View solution in original post

Shujinko · Feb 22, 2022 04:41 PM

Actually regarding Factors: "Starch" (38 - 55), "Sugar" (15 - 36), "Salt" (23 - 50), I didn't remove any terms so it's just the full response surface. I would have edited my prior post but I don't see that capability.

Mark_Bailey · Feb 23, 2022 10:42 AM

You know the total responses. Moreover, you know "accepted" and "rejected" counts. You can therefore use binary logistic regression or GLM with a binary distribution and the logit link function.

It is OK if you can't follow the treatment exactly. For example, it if calls for Sugar = 15 and it is known to be 17, then record the responses and update the factor setting for that run. This way, the regression will have all the correct levels.

Shujinko · Feb 23, 2022 02:17 PM

Thanks again Mark. So some additional context that I neglected to mention in this example:

I have a conditional question for the rejectors only, which asks them why they rejected the sample. The rejectors are prompted to pick a reason.

I am particularly interested in the proportion of total panelists who rejected on the basis of flavor. Thus if out of 200 panelists total, 30 of them rejected the product and 10 of those indicated flavor, I get a proportion of 10/200 = 2%.

As I change my product flavor as a function of my ingredients, I expect the proportion of flavor rejectors to change, e.g. 5%, 10%, etc.

Ultimately I want to be able to take an untested combination of Starch/Sugar/Salts (within our range of the training set) and predict a proportion of hypothetical panelists who would reject on the basis of flavor.
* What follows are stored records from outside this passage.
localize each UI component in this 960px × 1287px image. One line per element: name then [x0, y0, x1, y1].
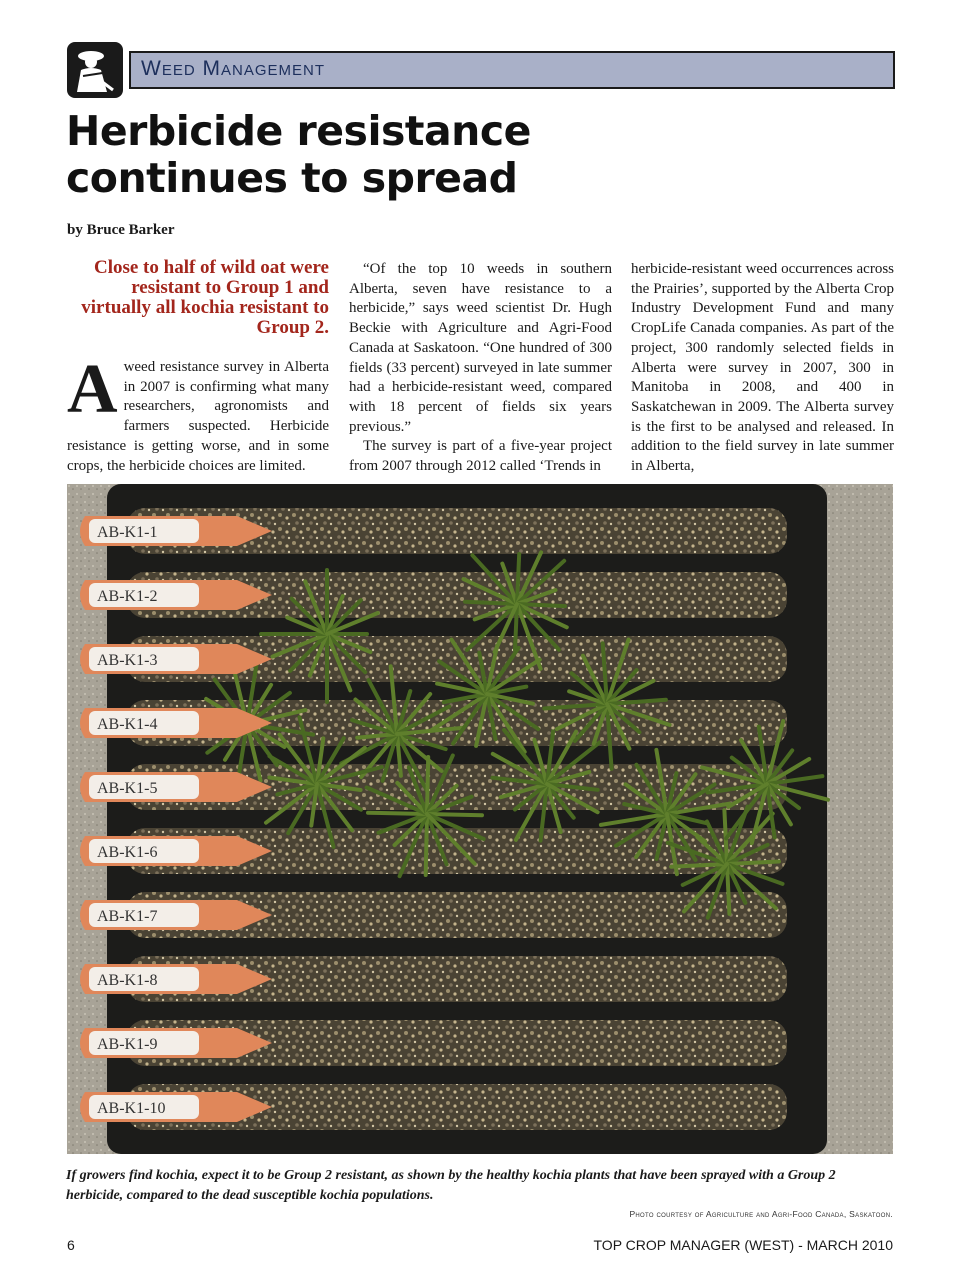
col3-paragraph-1: herbicide-resistant weed occurrences across the Prairies’, supported by the Alberta Crop Industry Development Fund and many CropLife Canada companies. As part of the project, 300 randomly selected fields in Alberta were survey in 2007, 300 in Manitoba in 2008, and 400 in Saskatchewan in 2009. The Alberta survey is the first to be analysed and released. In addition to the field survey in late summer in Alberta, — [631, 261, 894, 475]
plant-tag — [80, 1028, 272, 1058]
col1-text: weed resistance survey in Alberta in 2007 is confirming what many researchers, agronomists and farmers suspected. Herbicide resistance is getting worse, and in some crops, the herbicide choices are limited. — [67, 359, 329, 474]
plant-tag-label: AB-K1-2 — [97, 588, 158, 605]
plant-tag-label: AB-K1-4 — [97, 716, 158, 733]
body-column-1 — [67, 351, 329, 476]
plant-tag — [80, 772, 272, 802]
byline: by Bruce Barker — [67, 222, 175, 238]
plant-tag-label: AB-K1-8 — [97, 972, 158, 989]
plant-tag-label: AB-K1-1 — [97, 524, 158, 541]
photo-credit: Photo courtesy of Agriculture and Agri-Food Canada, Saskatoon. — [629, 1209, 893, 1219]
plant-tag-label: AB-K1-7 — [97, 908, 158, 925]
photo-caption: If growers find kochia, expect it to be Group 2 resistant, as shown by the healthy kochia plants that have been sprayed with a Group 2 herbicide, compared to the dead susceptible kochia populations. — [66, 1168, 836, 1203]
plant-tag — [80, 964, 272, 994]
page-number: 6 — [67, 1237, 75, 1253]
col2-paragraph-1: “Of the top 10 weeds in southern Alberta, seven have resistance to a herbicide,” says weed scientist Dr. Hugh Beckie with Agriculture and Agri-Food Canada at Saskatoon. “One hundred of 300 fields (33 percent) surveyed in late summer had a herbicide-resistant weed, compared with 18 percent of fields six years previous.” — [349, 261, 612, 435]
plant-tag — [80, 516, 272, 546]
plant-tag — [80, 644, 272, 674]
plant-tag-label: AB-K1-10 — [97, 1100, 166, 1117]
plant-tag — [80, 1092, 272, 1122]
body-column-3 — [631, 260, 894, 477]
plant-tag-label: AB-K1-6 — [97, 844, 158, 861]
pullquote: Close to half of wild oat were resistant to Group 1 and virtually all kochia resistant to Group 2. — [81, 257, 329, 338]
body-column-2 — [349, 260, 612, 477]
section-label: Weed Management — [141, 57, 326, 80]
plant-tag-label: AB-K1-5 — [97, 780, 158, 797]
plant-tag-label: AB-K1-9 — [97, 1036, 158, 1053]
magazine-footer: TOP CROP MANAGER (WEST) - MARCH 2010 — [593, 1237, 893, 1253]
headline: Herbicide resistance continues to spread — [66, 107, 531, 202]
plant-tag-label: AB-K1-3 — [97, 652, 158, 669]
drop-cap: A — [67, 351, 118, 428]
section-band — [129, 51, 895, 89]
plant-tag — [80, 708, 272, 738]
col2-paragraph-2: The survey is part of a five-year project from 2007 through 2012 called ‘Trends in — [349, 438, 612, 475]
plant-tag — [80, 836, 272, 866]
section-header — [67, 42, 893, 88]
plant-tag — [80, 580, 272, 610]
farmer-icon — [67, 42, 123, 98]
plant-tag — [80, 900, 272, 930]
kochia-tray-photo — [67, 484, 893, 1154]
This could save us a lot of time and money in not having to do actual product testing.

My question here is whether there are any differences with that strategy as opposed to doing say a multinomial logistic regression on the raw counts with "did not reject," "rejected not on the basis of flavor," and "rejected on the basis of flavor." Or alternatively, when looking at just the group of rejectors, whether they "rejected not on the basis of flavor" or "rejected on the basis of flavor."

I did run the multinomial logistic regression with my counts and see that with my prediction profiler, the proportion of "rejectors on the basis of flavor" continuously change as a function of the Starch/Sugar/Salt content, and it matches the actual proportions. However, what I like about turning all my raw data into group proportions and doing GLM --> Normal --> Logit is that I get confidence intervals of prediction (e.g. 9%, 7-11% rejection).

Also, in the example of "JMP Start Statistics" I described above, I was following through an exercise in the "JMP Start Statistics" book using the "Reactor 20 Custom" data set for a screening experiment (to look at Percent Reacted), but the exercise used the "Standard Least Squares" + Effects Screening approach even though the output (Percent Reacted) is theoretically constrained from 0 to 1. This page describes this exercise as a homework assignment. Would there be a reason for why the exercise recommends standard least squares which gives the possibility of Percent reacted values outside of 0 - 100%, as opposed to a different modeling approach?

Shujinko · Feb 23, 2022 02:18 PM

edit above for math: Thus if out of 200 panelists total, 30 of them rejected the product and 10 of those indicated flavor, I get a proportion of 10/200 = 5%, not 2%.

Mark_Bailey · Feb 24, 2022 11:08 AM

First, regardless of your choice of model, I would verify the selected model with new data. Typically, find factor settings that predict the ideal outcome and also an undesirable outcome. (A realistic model should provide accurate predictions over the entire space and that is what verification is for.) Test these settings in the field.

There are many ways to model responses and predictors. None of them are perfect. They all have assumptions that should be reasonably met in order for the model to serve as expected. So the choice might depend on an information criterion, a test statistic, historical precedence, personal comfort, or any number of other reasons.